Арефьев повел смотрителя к Лукьяновой двери и отворил камеру.
Смотритель не обратил внимания ни на зловоние, ни на отвратительную грязь клетки: это
было в порядке вещей. Открыв широко дверь, чтобы осветить лучше камеру, он стал
осматривать арестанта. На голове видна была запекшаяся кровь, лицо было покрыто синяками
от жестоких побоев. Одна нога лежала в исковерканном, неестественном положении.

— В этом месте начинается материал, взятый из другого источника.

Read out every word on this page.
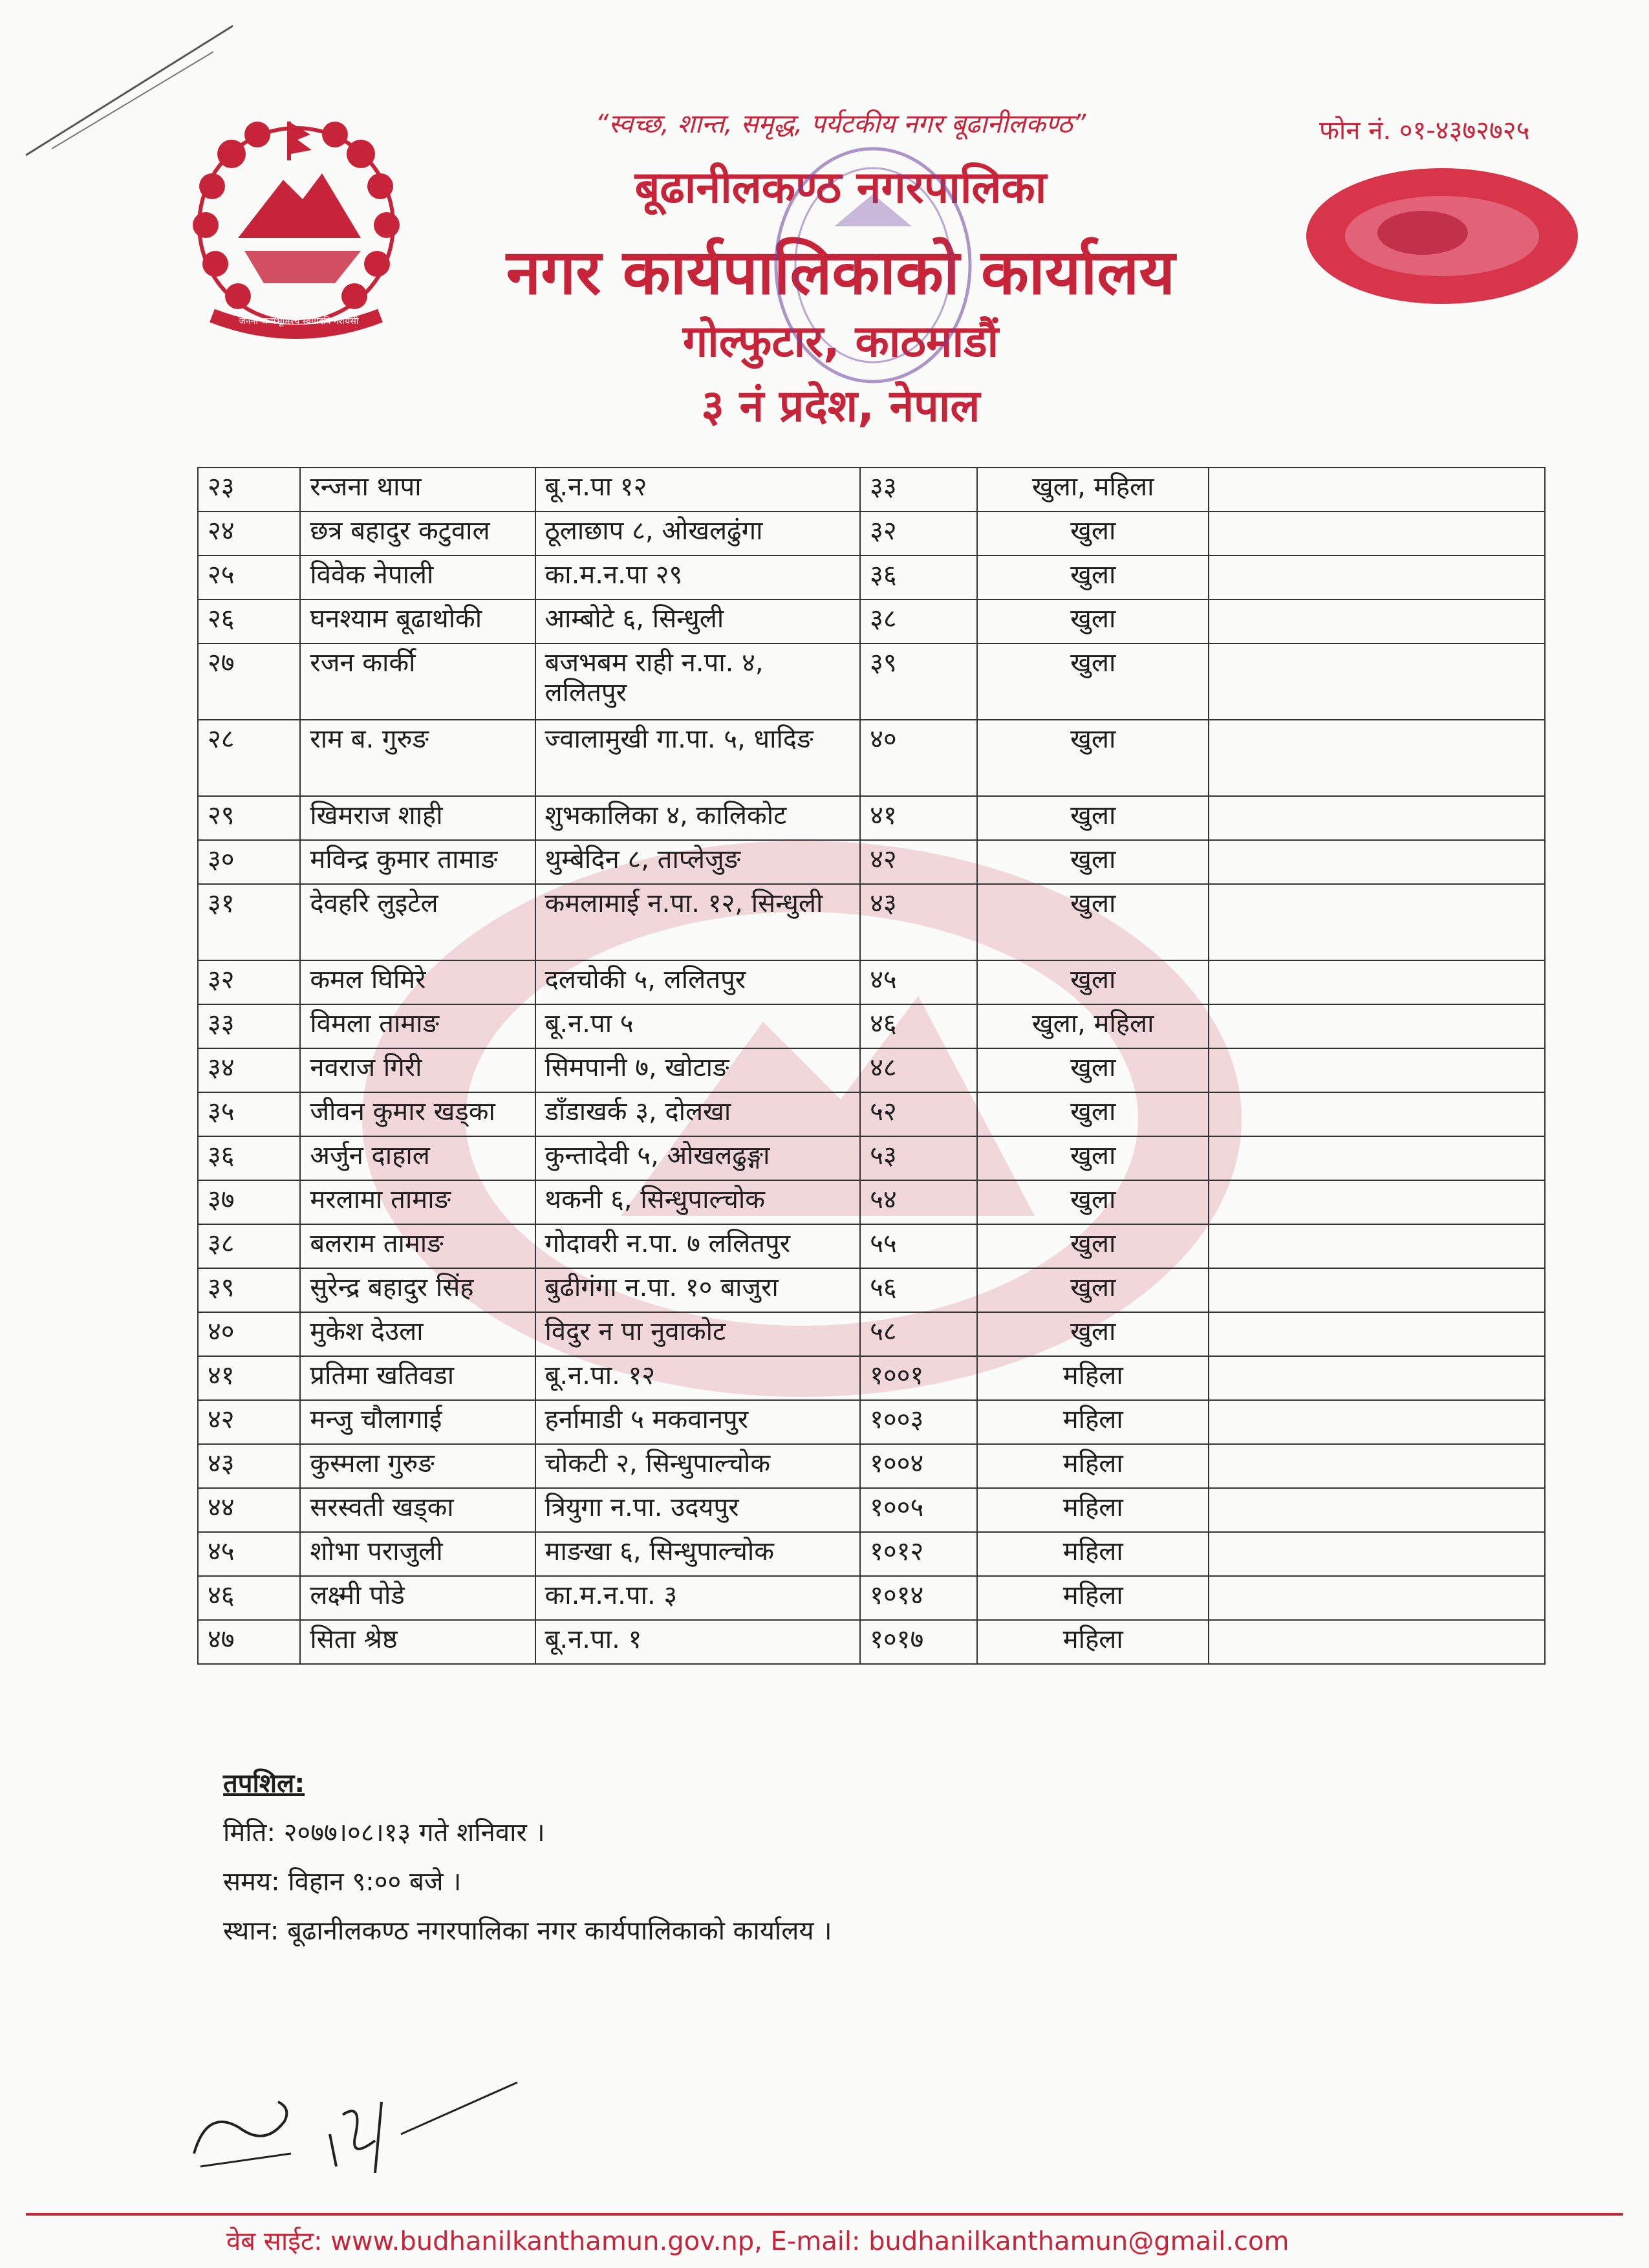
जननी जन्मभूमिश्च स्वर्गादपि गरीयसी
“स्वच्छ, शान्त, समृद्ध, पर्यटकीय नगर बूढानीलकण्ठ”	फोन नं. ०१-४३७२७२५
बूढानीलकण्ठ नगरपालिका
नगर कार्यपालिकाको कार्यालय
गोल्फुटार, काठमाडौं
३ नं प्रदेश, नेपाल
२३	रन्जना थापा	बू.न.पा १२	३३	खुला, महिला	
२४	छत्र बहादुर कटुवाल	ठूलाछाप ८, ओखलढुंगा	३२	खुला	
२५	विवेक नेपाली	का.म.न.पा २९	३६	खुला	
२६	घनश्याम बूढाथोकी	आम्बोटे ६, सिन्धुली	३८	खुला	
२७	रजन कार्की	बजभबम राही न.पा. ४, ललितपुर	३९	खुला	
२८	राम ब. गुरुङ	ज्वालामुखी गा.पा. ५, धादिङ	४०	खुला	
२९	खिमराज शाही	शुभकालिका ४, कालिकोट	४१	खुला	
३०	मविन्द्र कुमार तामाङ	थुम्बेदिन ८, ताप्लेजुङ	४२	खुला	
३१	देवहरि लुइटेल	कमलामाई न.पा. १२, सिन्धुली	४३	खुला	
३२	कमल घिमिरे	दलचोकी ५, ललितपुर	४५	खुला	
३३	विमला तामाङ	बू.न.पा ५	४६	खुला, महिला	
३४	नवराज गिरी	सिमपानी ७, खोटाङ	४८	खुला	
३५	जीवन कुमार खड्का	डाँडाखर्क ३, दोलखा	५२	खुला	
३६	अर्जुन दाहाल	कुन्तादेवी ५, ओखलढुङ्गा	५३	खुला	
३७	मरलामा तामाङ	थकनी ६, सिन्धुपाल्चोक	५४	खुला	
३८	बलराम तामाङ	गोदावरी न.पा. ७ ललितपुर	५५	खुला	
३९	सुरेन्द्र बहादुर सिंह	बुढीगंगा न.पा. १० बाजुरा	५६	खुला	
४०	मुकेश देउला	विदुर न पा नुवाकोट	५८	खुला	
४१	प्रतिमा खतिवडा	बू.न.पा. १२	१००१	महिला	
४२	मन्जु चौलागाई	हर्नामाडी ५ मकवानपुर	१००३	महिला	
४३	कुस्मला गुरुङ	चोकटी २, सिन्धुपाल्चोक	१००४	महिला	
४४	सरस्वती खड्का	त्रियुगा न.पा. उदयपुर	१००५	महिला	
४५	शोभा पराजुली	माङखा ६, सिन्धुपाल्चोक	१०१२	महिला	
४६	लक्ष्मी पोडे	का.म.न.पा. ३	१०१४	महिला	
४७	सिता श्रेष्ठ	बू.न.पा. १	१०१७	महिला	
तपशिल:
मिति: २०७७।०८।१३ गते शनिवार ।
समय: विहान ९:०० बजे ।
स्थान: बूढानीलकण्ठ नगरपालिका नगर कार्यपालिकाको कार्यालय ।
वेब साईट: www.budhanilkanthamun.gov.np, E-mail: budhanilkanthamun@gmail.com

– Ишь как отделал… Опять под уголовщину подведешь, собака! – крикнул он, наградив
своего верного слугу здоровой зуботычиной.
Арефьев встряхнул головою, не смея защищаться.
– Сам драться полез, ваше благородие, – оправдывался он.
– А ногу-то, ногу зачем ему исковеркал, мерзавец? – наступал на него смотритель.
– Нечаянно дверью защемило, ваше благородие,- сказал Арефьев, отстраняясь от нового
удара.
– Чего ж ты фельдшера не позвал, скотина?
– Сейчас заметил и шел звать, – сказал Арефьев.
– Ну, ступай зови.
Явился острожный фельдшер и объяснил, что у арестанта сильная горячка и что его
немедленно нужно перенести в больничную палату. Принесли одеяло, и четыре сторожа
перенесли Лукьяна в правый корпус, где находилось больничное отделение. Когда его стали
раздевать, то правый сапог пришлось разрезать, так как снять его не было возможности.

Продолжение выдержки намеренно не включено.